Comme le rapporte Maritime News dans une récente édition [1] "Coca-Cola a trouvé une solution radicale pour faire face à cette situation : plutôt que des porte-conteneurs classiques, la firme va désormais expédier ses marchandises à bord de vraquiers. À l'origine, ces navires sont conçus pour transporter en vrac du charbon ou du minerai de fer, rapporte Bloomberg."

“La compagnie a déjà affrété trois vraquiers d'une capacité totale de 60.000 tonnes, soit l'équivalent de 2.800 conteneurs. Selon Alan Smith, le directeur des achats de Coca-Cola : « Avec la pénurie de conteneurs et d'espace, nous devons trouver des idées hors des sentiers battus. Cette solution permettra de maintenir en activité toutes nos lignes de production à travers le monde. »

Cette alternative séduisante, consistant à transporter des conteneurs à bord de vraquiers en cale et notamment sur le pont, pose bien des problèmes en ce que ces navires ne sont pas spécialisés dans ce genre de transport et ne sont pas spécialement équipés à cet effet, et en ce que le transport en pontée obéit à un régime juridique particulier,

En plus des soucis de stabilité, des difficultés de manutention, cet arrimage des conteneurs en pontée, aggrave la condition des assureurs Corps, Facultés et P&I, en raison des risques supplémentaires qu’il engendre pour le navire et la cargaison, l'environnement et l’équipage.

En effet, Il existe des marchandises qui courent des risques plus grands que d’autres, de pertes ou d'avaries en raison de leur nature propre ou de l'emplacement qui leur est réservé sur le navire.

On constate alors, que le droit positif dans son évolution, leur consacre une place assez marginale dans l'ensemble, mais néanmoins nuancée. 

La convention de Bruxelles de 1924 sur les connaissements les exclut purement et simplement de son régime impératif, les Règles de Hambourg de 1978 ne les excluent pas, mais elles édictent à leur égard un régime spécial de responsabilité.

I - Le transport en pontée :  contenu d'une notion

C'est un genre de transport considéré comme inhabituel, dont le recours est seul justifié par des circonstances particulièrement exceptionnelles, tenant à la nature de la marchandise transportée.

Aussi, ce transport est-il considéré avec beaucoup de restrictions au vu des risques supplémentaires qu'il engendre aussi bien pour le navire que pour la marchandise.

A/ Les risques supplémentaires pour le navire : on en avance généralement deux sortes (1) :

  L'accroissement du poids dans les hauts du navire compromet le redressement de celui-ci et par conséquent sa stabilité.

 D'autre part, ce transport engendre le risque d'encombrement du pont, et par conséquent empêche la libre circulation sur celui-ci.

On constate le caractère traditionnel de tels griefs.
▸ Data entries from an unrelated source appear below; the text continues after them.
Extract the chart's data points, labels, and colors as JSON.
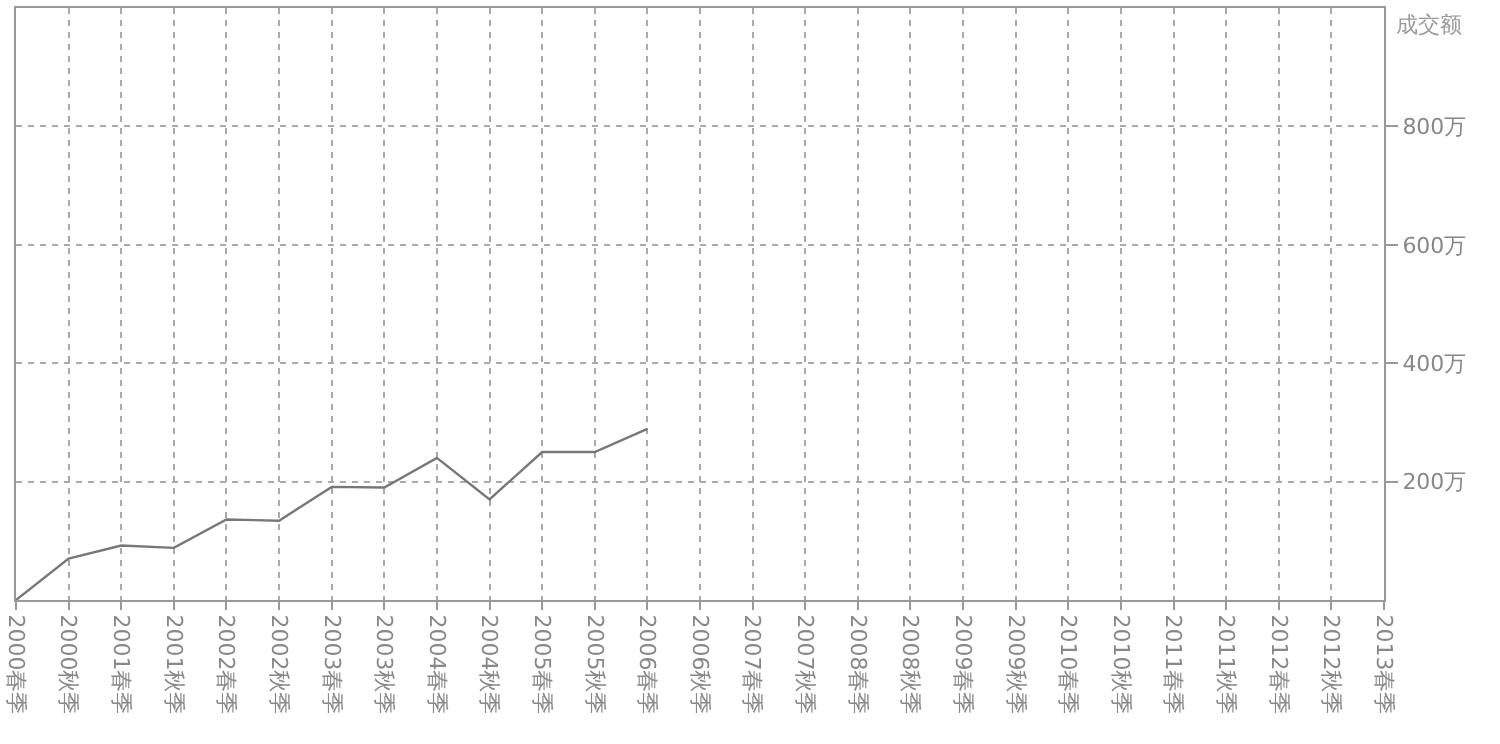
{
  "chart_data": {
    "type": "line",
    "ylabel": "成交额",
    "categories": [
      "2000春季",
      "2000秋季",
      "2001春季",
      "2001秋季",
      "2002春季",
      "2002秋季",
      "2003春季",
      "2003秋季",
      "2004春季",
      "2004秋季",
      "2005春季",
      "2005秋季",
      "2006春季",
      "2006秋季",
      "2007春季",
      "2007秋季",
      "2008春季",
      "2008秋季",
      "2009春季",
      "2009秋季",
      "2010春季",
      "2010秋季",
      "2011春季",
      "2011秋季",
      "2012春季",
      "2012秋季",
      "2013春季"
    ],
    "series": [
      {
        "color": "#777777",
        "values": [
          0,
          70,
          92,
          88,
          136,
          134,
          191,
          190,
          240,
          170,
          250,
          250,
          289,
          null,
          null,
          null,
          null,
          null,
          null,
          null,
          null,
          null,
          null,
          null,
          null,
          null,
          null
        ]
      }
    ],
    "ylim": [
      0,
      1000
    ],
    "yticks": [
      {
        "value": 200,
        "label": "200万"
      },
      {
        "value": 400,
        "label": "400万"
      },
      {
        "value": 600,
        "label": "600万"
      },
      {
        "value": 800,
        "label": "800万"
      }
    ],
    "grid": true,
    "marker": "none",
    "line_style": "solid"
  }
}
En effet ces risques étaient parfaitement justifiés du temps de la navigation à   voile. Aussi ne peut-on pas être étonné de voir l'ordonnance de Colbert du 16/8/1681 l'interdire en ces termes : “ faisons défense au maître et patrons de charger sur le pont "·

Mais les progrès réalisés dans le domaine de la construction navale (navires de grande taille et de gros tonnage, les navires porte barges et porte-conteneurs) et celui de la manutention atténuent sensiblement ces craintes.

B- Les risques supportés par la marchandise : Elle risque de tomber à la mer et de se perdre en cas de mauvais temps. Elle risque par ailleurs d'être avariée à tout moment, étant chargée sur le pont et exposée aux intempéries.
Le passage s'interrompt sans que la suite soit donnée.